One of the recurring themes of Richard’s talk was the benefit of being “interested in everything”, and how maintaining an abiding spirit of curiosity can serve to enrich one’s life. He identified this same open-minded, exploratory approach to the world as an essential skill for game designers to cultivate. The overarching subject of the presentation was the many ways in which the skills that had proven most essential to Richard’s evolution as a game designer were also highly applicable to his current role as a teacher. This topic was illustrated via a personal tour of Richard’s career, from his enduring fascination with indie and art games, to his role in shaping AAA blockbusters, and an intriguing glimpse into the methods used to teach game design at USC.
Despite the fact that his message included many pearls of wisdom for both aspiring and experienced game developers, the underlying basis for the talk was much more humanistic. While the notion of a “Masterclass” might have easily been misconstrued to imply a sort of forbidding, “elites only” mentality, the atmosphere that Richard created could not have been more warm and inviting. Throughout the talk, he displayed a readily apparent knack for conveying information with a tone that was inclusive enough to accommodate those with little more than passing knowledge of digital games. It was enough to make me envious of his students!
In keeping with his holistic approach to games and learning, the mix of concepts Richard covered was incredibly expansive: everything from homebrew and zine culture, Fluxus, flow, playtesting and prototoyping was included in the discussion. There were far too many compelling ideas whirling around to be listed here, but a few other personal highlights included:
- Finding out what books constitute the “core texts” of the USC program: Game Design Workshop and Rules of Play, certainly a solid foundation for teaching design fundamentals
- Hearing Richard’s take on the most useful subjects for game designers to study (systems design and human psychology got shout outs)

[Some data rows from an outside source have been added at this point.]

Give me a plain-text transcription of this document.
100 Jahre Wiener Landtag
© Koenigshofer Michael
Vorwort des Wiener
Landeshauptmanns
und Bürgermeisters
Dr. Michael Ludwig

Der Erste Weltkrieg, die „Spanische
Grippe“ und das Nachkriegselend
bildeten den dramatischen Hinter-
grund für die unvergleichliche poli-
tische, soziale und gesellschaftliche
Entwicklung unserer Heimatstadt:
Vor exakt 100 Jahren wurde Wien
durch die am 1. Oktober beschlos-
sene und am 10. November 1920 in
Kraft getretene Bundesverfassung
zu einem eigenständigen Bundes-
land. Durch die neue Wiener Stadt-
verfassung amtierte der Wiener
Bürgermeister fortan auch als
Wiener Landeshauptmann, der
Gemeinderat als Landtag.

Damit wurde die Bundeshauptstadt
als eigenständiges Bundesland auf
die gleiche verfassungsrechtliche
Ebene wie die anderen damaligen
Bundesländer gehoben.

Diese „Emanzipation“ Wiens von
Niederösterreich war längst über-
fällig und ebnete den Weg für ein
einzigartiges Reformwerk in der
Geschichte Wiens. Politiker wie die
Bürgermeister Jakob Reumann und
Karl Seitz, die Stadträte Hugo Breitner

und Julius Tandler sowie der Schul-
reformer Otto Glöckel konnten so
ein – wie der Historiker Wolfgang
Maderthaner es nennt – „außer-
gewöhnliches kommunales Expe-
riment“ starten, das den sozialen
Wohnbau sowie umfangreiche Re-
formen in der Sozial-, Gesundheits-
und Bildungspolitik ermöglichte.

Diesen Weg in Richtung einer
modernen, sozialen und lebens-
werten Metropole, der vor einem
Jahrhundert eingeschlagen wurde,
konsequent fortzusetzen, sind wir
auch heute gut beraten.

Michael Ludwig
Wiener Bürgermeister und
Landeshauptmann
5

- Richard’s pragmatic, thoughtful stances on recurring debates like whether games are art and whether it’s truly possible to teach creative skills like game design (short answer: yes to both, but with a lot of nuance)
- The similarities between being a teacher and a Dungeon Master
- The concept of “vulnerability” in Uncharted, and how it informed Richard’s teaching style
Overall, it was a highly informative and engaging lecture from the newly graduated Doctor Lemarchand. Please join us in congratulating Richard on receipt of an Honorary Degree of Doctor of Technology from Glasgow Caledonian University. We’d also like express our thanks to GCU for their assistance arranging this special appearance from such a talented speaker. Those who didn’t attend definitely missed out on something special. But don’t fret! Video of the session is expected to be available shortly, and there are plenty more great events coming your way in the near future courtesy of IGDA Scotland, so keep watching this space.